Syllabus B. Income Tax And Nic Liabilities B4. Property and investment income

B4hi. Individual Savings Accounts and other tax exempt investments 9 / 9

Syllabus B4hi)

h) Recognise the treatment of individual savings accounts (ISAs) and other tax exempt investments.

i) Understand how the accrued income scheme applies to UK Government securities (gilts)

What is an Individual Savings Account

Individual Savings Accounts (ISA’s)

have for many years been the most common form of tax efficient investment. 

The individual savings account (ISA) investment limit for the tax year 2020/21 is £20,000.

The £20,000 limit is completely flexible, so a person can invest £20,000 in a cash ISA, or they can invest £20,000 in a stocks and shares ISA, or in any combination of the two – such as £10,000 in a cash ISA and £10,000 in a stocks and shares ISA.

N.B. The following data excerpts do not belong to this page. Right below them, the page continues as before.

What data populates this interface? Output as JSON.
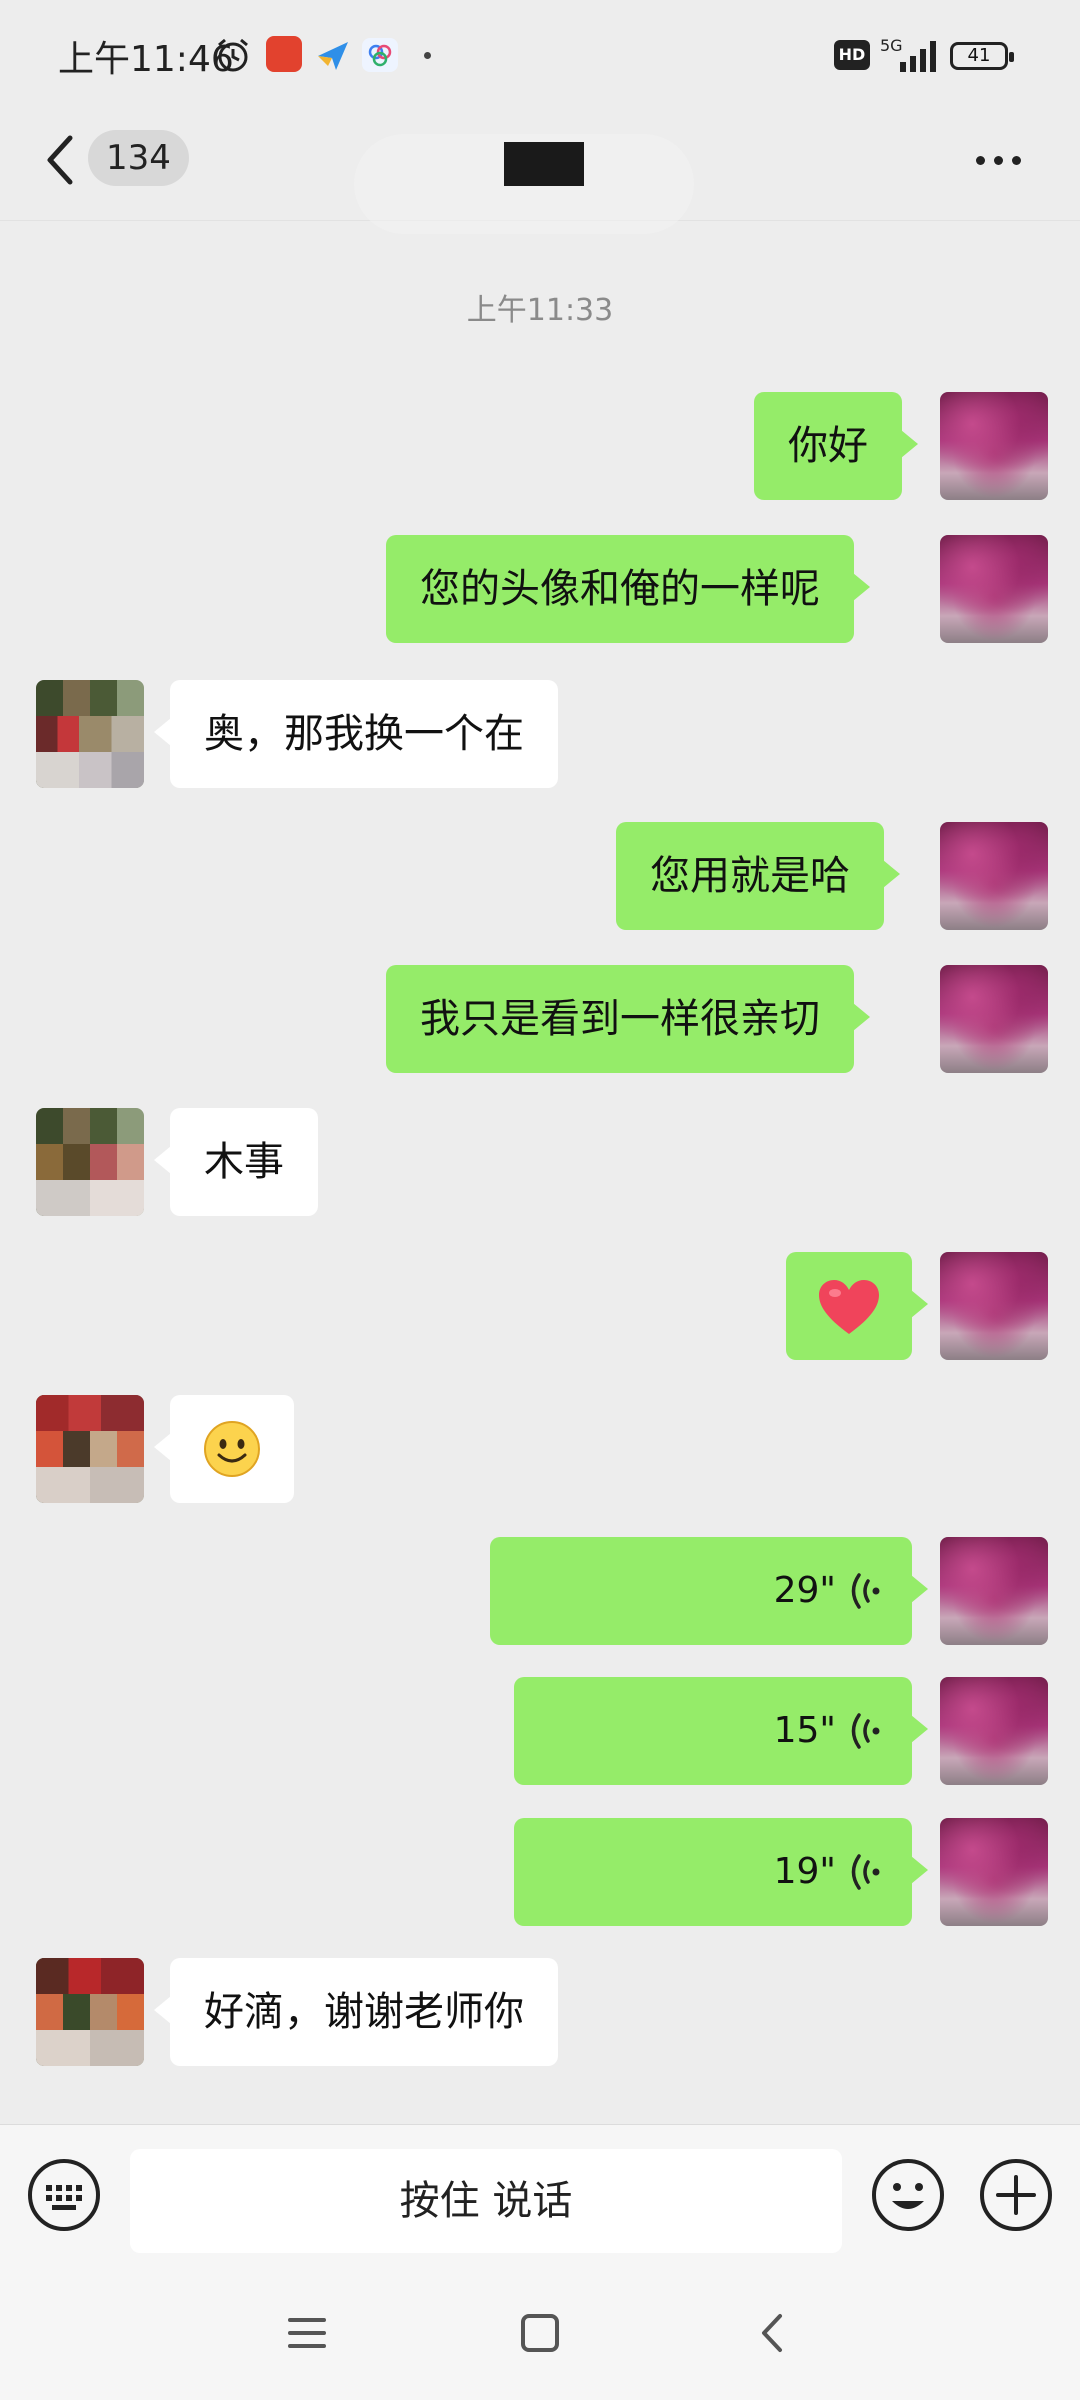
{
  "status_bar": {
    "time": "上午11:46",
    "network": "5G",
    "hd": "HD",
    "battery": "41"
  },
  "header": {
    "unread_count": "134"
  },
  "timestamp": "上午11:33",
  "messages": [
    {
      "from": "me",
      "type": "text",
      "text": "你好"
    },
    {
      "from": "me",
      "type": "text",
      "text": "您的头像和俺的一样呢"
    },
    {
      "from": "them",
      "type": "text",
      "text": "奥，那我换一个在"
    },
    {
      "from": "me",
      "type": "text",
      "text": "您用就是哈"
    },
    {
      "from": "me",
      "type": "text",
      "text": "我只是看到一样很亲切"
    },
    {
      "from": "them",
      "type": "text",
      "text": "木事"
    },
    {
      "from": "me",
      "type": "emoji",
      "emoji": "heart-icon"
    },
    {
      "from": "them",
      "type": "emoji",
      "emoji": "smile-icon"
    },
    {
      "from": "me",
      "type": "voice",
      "duration": "29\""
    },
    {
      "from": "me",
      "type": "voice",
      "duration": "15\""
    },
    {
      "from": "me",
      "type": "voice",
      "duration": "19\""
    },
    {
      "from": "them",
      "type": "text",
      "text": "好滴，谢谢老师你"
    }
  ],
  "composer": {
    "hold_to_talk": "按住 说话"
  },
  "colors": {
    "my_bubble": "#95ec69",
    "their_bubble": "#ffffff",
    "background": "#ededed"
  }
}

The main advantages of ISAs are:

  1. Income is free of income tax (since the introduction of the savings income nil rate band for basic and higher rate taxpayers this is less likely to be an advantage for most individuals. However, it would still be an advantage to an additional rate taxpayer and other taxpayers who have already used their nil rate band).

  2. Disposals of investments within an ISA are free from capital gains tax.

Components of an ISA

  1. Cash - for example in a bank account

  2. Stocks and shares listed anywhere in the world

National savings

These offer a variety of products some of which are tax free, e.g. National Savings Certificates
However, some National Savings & Investments (NS&I) products are taxable, namely:

  • NS&I Easy Access account / NS&I Direct Saver Account

  • NS&I Investments accounts

  • The income is received gross without deduction of tax at source

    The nature of the investments are historically risk free.